To dismiss digital art is to be closed minded plain and simple. If you choose not to partake than that’s your choice, I love classic art and always will. I view classic canvass art these days akin to appreciating vinyl records. There will always be a ‘purist’ attitude against digital art but I love both and it’s just a lot easier to enjoy both than pick a side. I say, make art both digital and analogue if you can and you pretty much win across the board. I will say this though, if you’re an artist and you want to see how far art can be used in most weirdest of applications then I suggest you start tinkering with the blockchain. What digital and rare art can do in the future as far as applied technology, the sky’s the limit.
Any advice for young artists/creatives?
You have an opportunity to be a part of the beginnings of a whole new era of modern art history. I have coined it as the ‘Electric Renaissance’ period but we’ll see if it takes. I personally think it’s such an exciting time to see how this technology when applied to art will disrupt all the notions of the classic art market or collections in general and isn’t that what’s exciting about art to begin with?

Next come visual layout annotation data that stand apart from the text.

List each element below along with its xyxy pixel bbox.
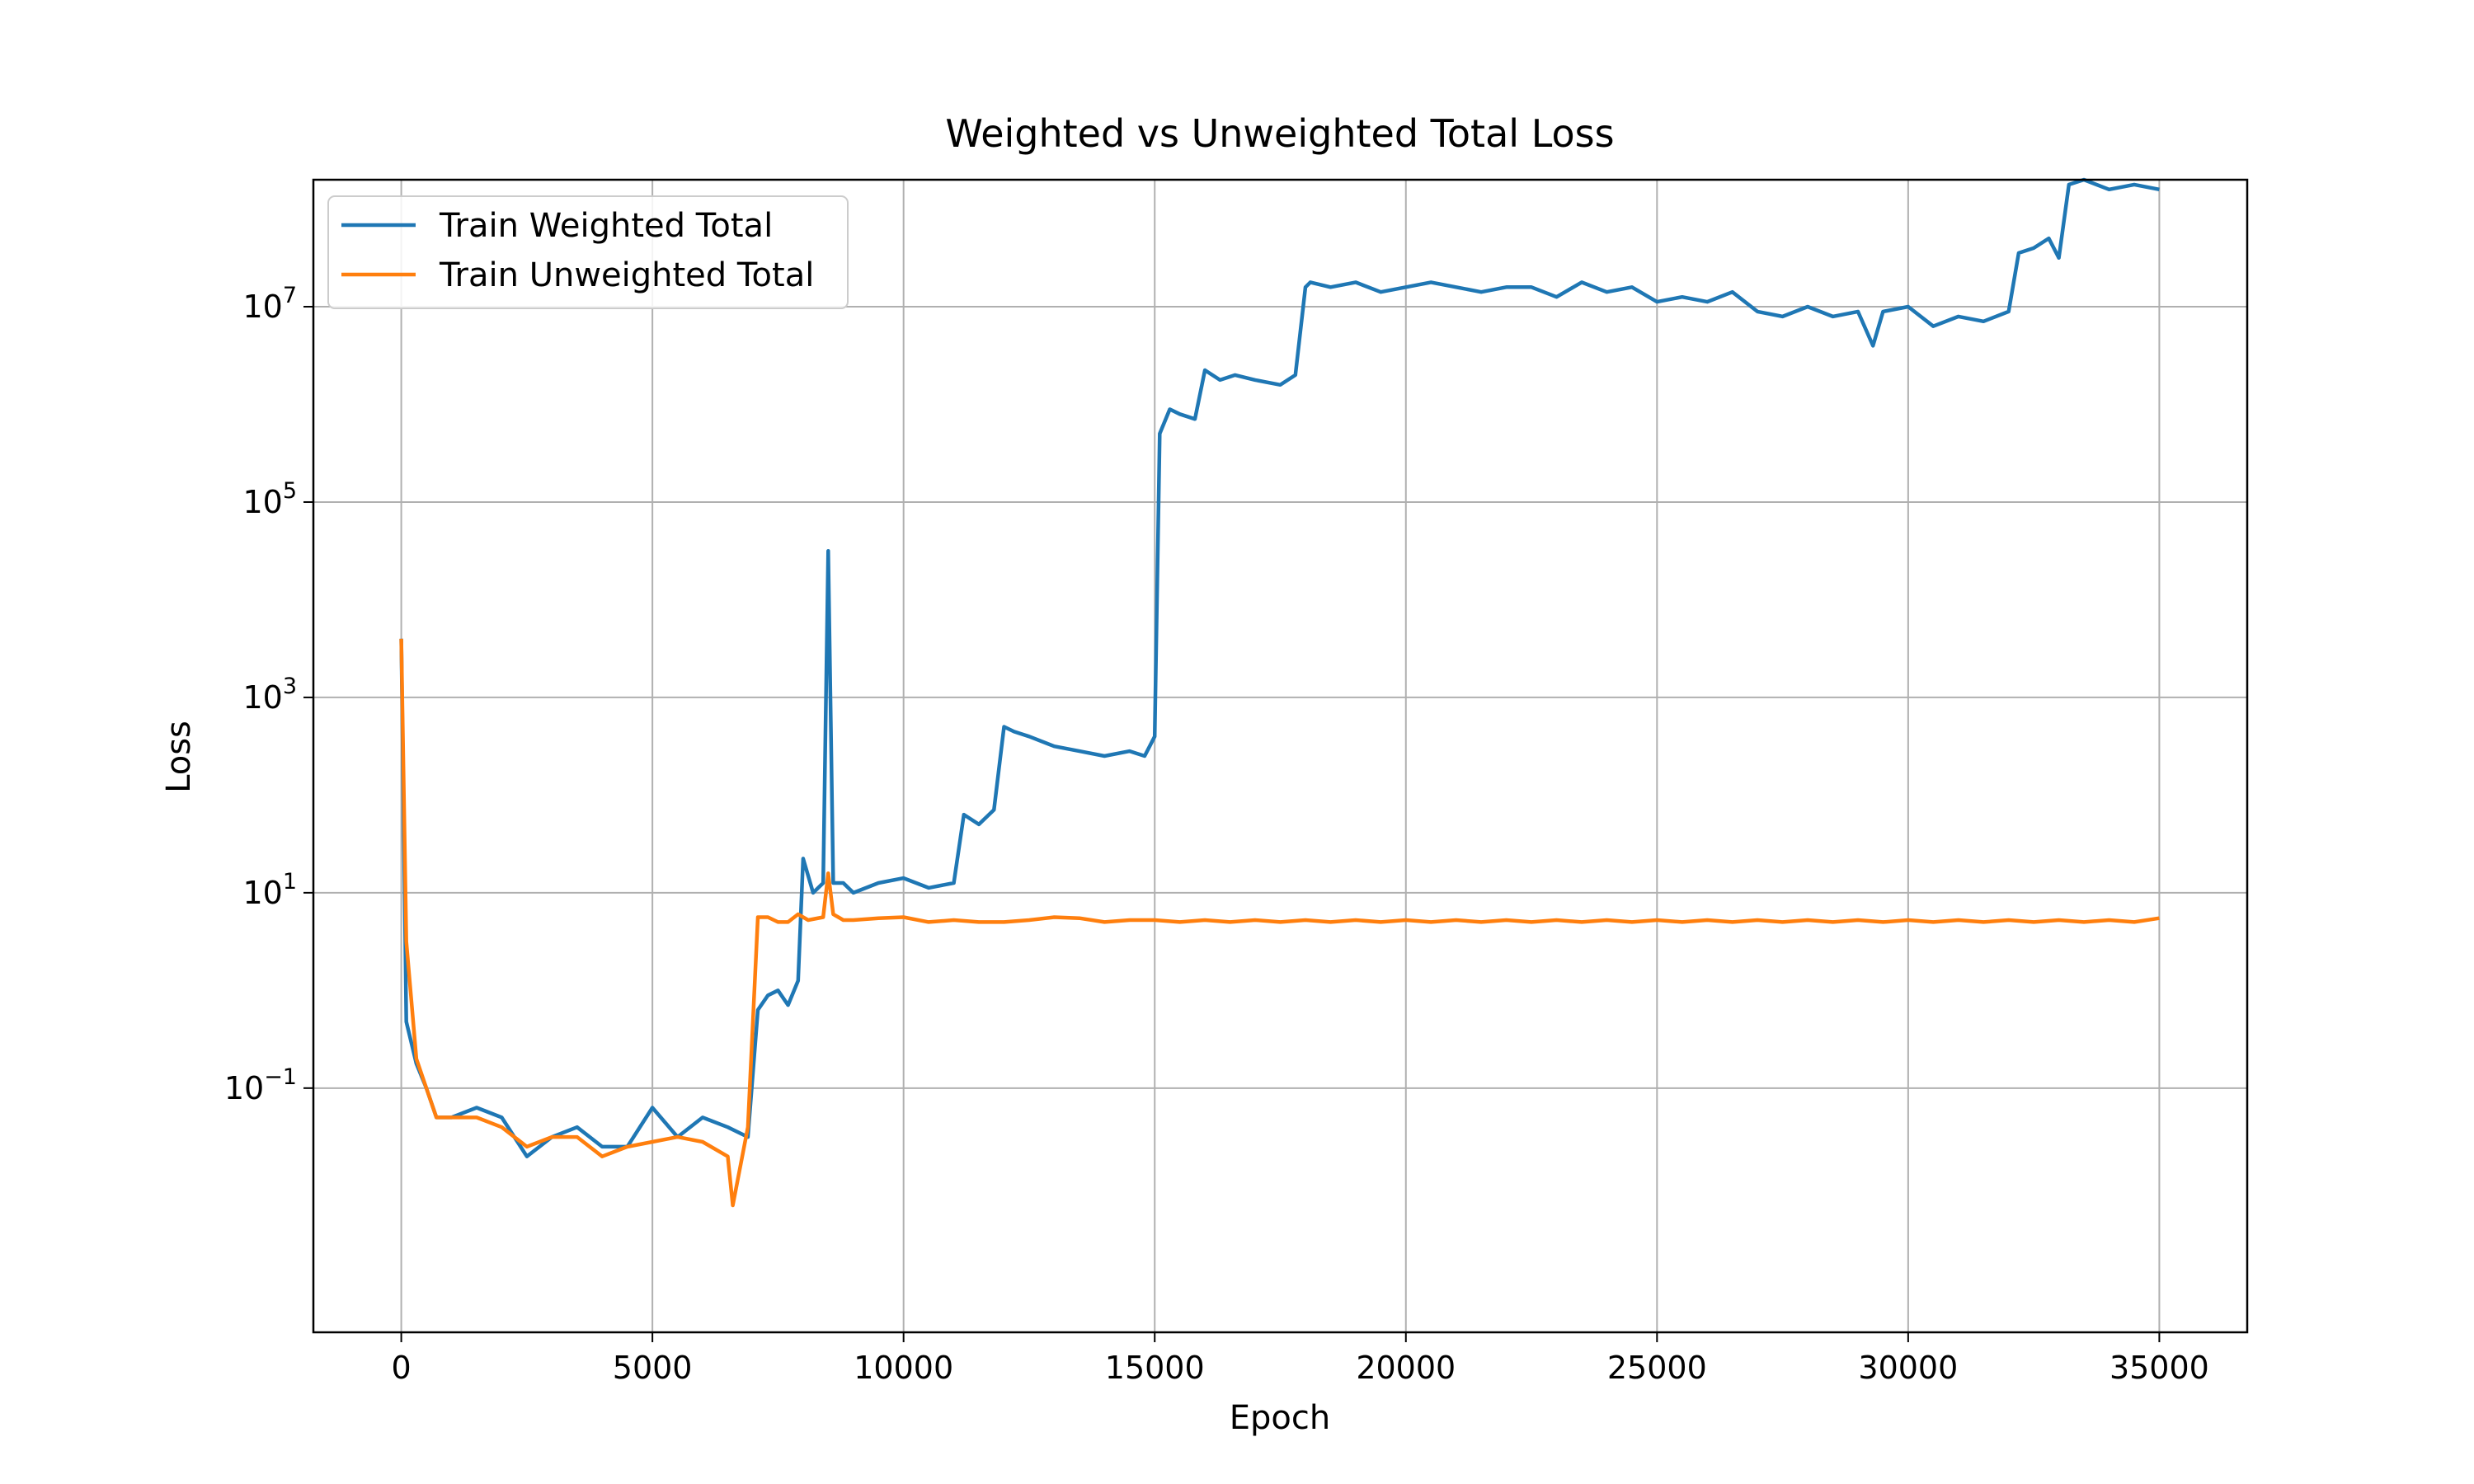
grid-lines	[313, 180, 2247, 1332]
series-line-0	[399, 177, 2160, 1158]
x-tick-label: 0	[391, 1350, 411, 1386]
x-tick-label: 35000	[2109, 1350, 2209, 1386]
y-axis-ticks: 10−1 101 103 105 107	[224, 283, 313, 1106]
y-tick-label: 107	[242, 283, 297, 325]
x-tick-label: 10000	[854, 1350, 953, 1386]
y-tick-label: 103	[242, 674, 297, 716]
x-tick-label: 15000	[1105, 1350, 1205, 1386]
x-tick-label: 5000	[613, 1350, 693, 1386]
y-tick-label: 101	[242, 869, 297, 911]
x-tick-label: 30000	[1858, 1350, 1958, 1386]
y-tick-label: 105	[242, 478, 297, 520]
x-tick-label: 25000	[1607, 1350, 1707, 1386]
x-axis-ticks: 0 5000 10000 15000 20000 25000 30000 35000	[391, 1332, 2209, 1386]
y-axis-label: Loss	[160, 721, 198, 793]
series-layer	[399, 177, 2160, 1208]
legend-box	[327, 195, 849, 309]
legend: Train Weighted Total Train Unweighted To…	[327, 195, 849, 309]
x-axis-label: Epoch	[1230, 1399, 1330, 1437]
x-tick-label: 20000	[1356, 1350, 1456, 1386]
legend-label-weighted: Train Weighted Total	[439, 207, 773, 245]
plot-frame	[312, 178, 2249, 1334]
chart-title: Weighted vs Unweighted Total Loss	[945, 111, 1614, 156]
series-line-1	[399, 638, 2160, 1208]
legend-label-unweighted: Train Unweighted Total	[439, 256, 814, 294]
y-tick-label: 10−1	[224, 1064, 297, 1106]
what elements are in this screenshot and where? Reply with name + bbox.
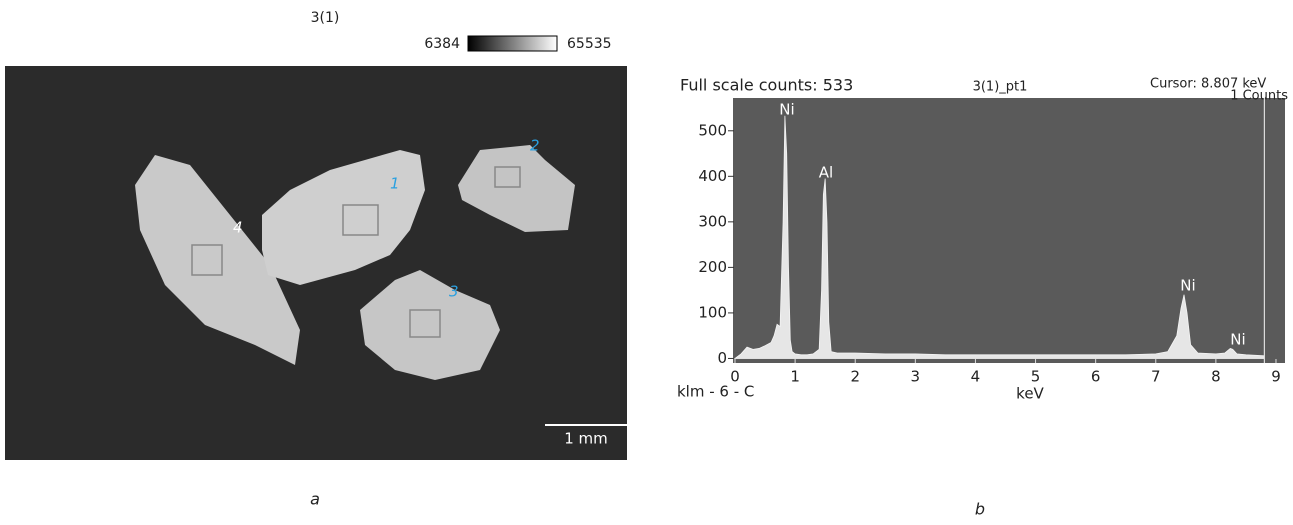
figure: 3(1) 6384 65535 1 2 3 4 1 mm a b Full sc… xyxy=(0,0,1293,521)
peak-label: Al xyxy=(819,164,833,182)
cursor-counts: 1 Counts xyxy=(1230,89,1288,104)
colorbar-max: 65535 xyxy=(567,36,612,52)
caption: a xyxy=(310,490,320,509)
caption: b xyxy=(975,500,985,519)
image-title: 3(1) xyxy=(311,10,340,26)
x-tick-label: 6 xyxy=(1091,368,1101,386)
colorbar-min: 6384 xyxy=(424,36,460,52)
scale-bar-label: 1 mm xyxy=(564,430,608,448)
y-tick-label: 0 xyxy=(717,349,727,367)
x-tick-label: 3 xyxy=(911,368,921,386)
y-tick-label: 400 xyxy=(698,167,727,185)
colorbar xyxy=(468,36,557,51)
x-tick-label: 4 xyxy=(971,368,981,386)
region-label: 4 xyxy=(233,219,243,237)
x-tick-label: 8 xyxy=(1211,368,1221,386)
x-tick-label: 2 xyxy=(850,368,860,386)
chart-title: 3(1)_pt1 xyxy=(973,80,1028,95)
x-tick-label: 9 xyxy=(1271,368,1281,386)
x-axis-label: keV xyxy=(1016,385,1044,403)
region-label: 2 xyxy=(530,137,540,155)
x-tick-label: 7 xyxy=(1151,368,1161,386)
x-tick-label: 5 xyxy=(1031,368,1041,386)
y-tick-label: 300 xyxy=(698,212,727,230)
footer-label: klm - 6 - C xyxy=(677,383,754,401)
peak-label: Ni xyxy=(1180,277,1195,295)
x-tick-label: 1 xyxy=(790,368,800,386)
plot-area xyxy=(733,98,1285,363)
region-label: 1 xyxy=(390,175,400,193)
region-label: 3 xyxy=(449,283,459,301)
y-tick-label: 100 xyxy=(698,303,727,321)
peak-label: Ni xyxy=(779,101,794,119)
peak-label: Ni xyxy=(1230,331,1245,349)
subtitle: Full scale counts: 533 xyxy=(680,76,853,95)
y-tick-label: 200 xyxy=(698,258,727,276)
panel-a: 3(1) 6384 65535 1 2 3 4 1 mm a xyxy=(5,10,627,509)
y-tick-label: 500 xyxy=(698,121,727,139)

Why robness cyberpop as a name?
Although everyone loves to name drop Andy Warhol I get his adoration of America and the growing pop culture he was involved in. To mimic him is to water down your own art and I think just to appreciate the time he was in and how he reflected it is the true way to enjoy his art. I try my best not to copy artists of the past and perhaps is the reason why I stopped music for a while….. I knew too much and it tainted my approach. With the visual arts I have a new lease on creative life so to speak and I can create without being bombarded with notions of the past and trying to be just like ‘my heroes.’ The name Robness was just a name my friends called me in high school and it stuck and Cyberpop is a moniker I go by to herald a new dawn in futurist art being recognized as fine art. Right now the art world’s stigma of futurism doesn’t like to acknowledge it as fine art, I intend to change that. In essence Cyberpop is just a name to remind me that a new era of fine art is coming and it will be grand affair.
Where do you think the Crypto art movement is heading?
It’s gonna be big, it’s gonna be loud and Christie’s is going to be in for a big shock. I see huge acquisitions coming from various online galleries and I also see records being broken price wise from anonymous buyers. Just as Bitcoin set a new asset class in finance, I see a whole new society and class of art; possibly a new chapter of modern art heroes that will define these times of social and financial disruption.
Finally you work with music and clothing would you like to tell us a little about that?
My guitar will always be my ground floor and unbreakable rock of expression. I’ve played in various bands for years whether it be blues, post-rock, surf rock etc. During the 90s I was heavily into the underground ‘Electronica’ scene and went full force into electronic music production. From then on I learned audio engineering and Dj’d house music in Venice Beach for a good couple of years. As far as clothing I created a brand called ‘SadPlanet’ and it’s based off of the Vaporwave online music culture. It emanated from the ‘Vaporwave Sadplanet’ telegram room I run and has people from all over the globe in there be it U.K., Australia, Italy, U.S etc.